Reading the tweets and Facebook posts of my friends who watched Pallotta's talk, many of whom work or have worked with nonprofits, there appeared to be unanimous head-nodding -- "Higher salaries!" "More funding for creative!" "Longer delivery timelines!" -- and appreciation for someone having the courage and the pulpit to tell it like it should be. Pallotta makes a strong case against confusing morality with frugality. In his world, impact is created by enlarging the pie of charitable giving. To increase growth, and to scale efforts, operational investments must be made that call for "overhead" spending.
True, the non-profit organization, just like the technology start-up with a disruptive, yet unproven, new innovation, must sell its vision as much as its financial model and its metrics for measuring impact. But by reducing organizational survival to a simple sales-pitch ignores the fundamental truth that not all organizations are created equally, and not all ideas are worth their paper weight.
However, one idea with the potential to transform the charitable giving-ecosystem are social impact bonds (SIBs), a pay-for-performance delivery mechanism for scaling preventive interventions of nagging social challenges. Sometimes more broadly referred to as "social finance" or "impact investing", the idea is simple and powerful: like other debt or equity investments, government-brokered SIBs may return between two and nine per cent on an investment (which adjusts the scale of the social impact) based on the performance of the implementing organization in addressing the given challenge. The scale and replicability of the intervention, backed by well-parsed data to accommodate mid-course improvements, are prime.

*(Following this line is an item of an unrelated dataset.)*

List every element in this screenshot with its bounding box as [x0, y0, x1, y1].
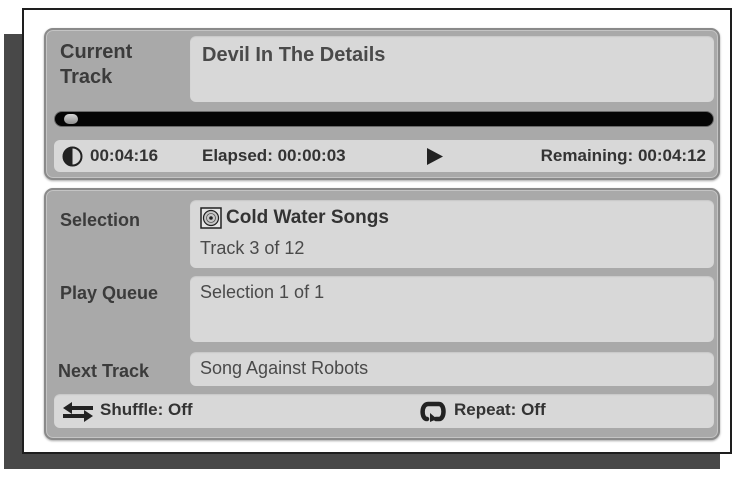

From homelessness to carbon emissions to criminal recidivism rates, there are a suite of problems ripe for tackling by new "triple-bottom-line" (TBL) approaches - the TBL in this case being a potentially effective government intervention, a program to-scale by the implementing organization, and significant financial and social returns for the investor.
How this connects to Pallotta's vision for nonprofits is through the great incentives (and pressures) created by such investment potential for implementing organizations to achieve evidence-based results. The rub for such an arrangement is that both government and investors must be able to see the long game - something long understood by the Warren Buffetts of the world but of which governments, with political visions of five years maximum, are notoriously less capable. In failing to deliver on its programming promises, the organization likely will be passed on the next time an implementing partner is sought (unless, of course, you're chums with a governmental body with questionableoversight capacity), which may affect its future ability to retain or attract top talent and money.
It is difficult to speak of non-profits today without mentioning socialentrepreneurship, a process of "taking responsibility for an innovative and untested idea for positive social change." Many have heralded social entrepreneurship's promise as the natural solution to stubborn societal problems in today's austerity-strained economies. Others are more cautious.
For one, those non-profits not typically suited to or aligned with entrepreneurship may see their ability to attract resources impeded by their inability to maintain a vogue image. Eli Malinsky, executive director of the co-working incubator the Centre for Social Innovation, recently in Toronto observed that the "rush of enthusiasm" surrounding social entrepreneurship could distract from the truth that the most scalable change and social good likely will come from for-profit companies moving their corporate needles towards doing more social good. There's room of course for both, but this means appreciating that different roles exist. Perhaps blending those disparate worlds for enhanced collaboration is one answer - corporate nonprofit foundations or for-profit social innovation-incubators to the rescue.
Without an obvious, consensual way ahead, comfort can be found knowing that much more creativity and fresh thinking is leaking into an ambit once and solely associated with Birkenstock-clad do-gooders. Thankfully we're moving more closely towards a future in which the impossible exists only for lack of imagination.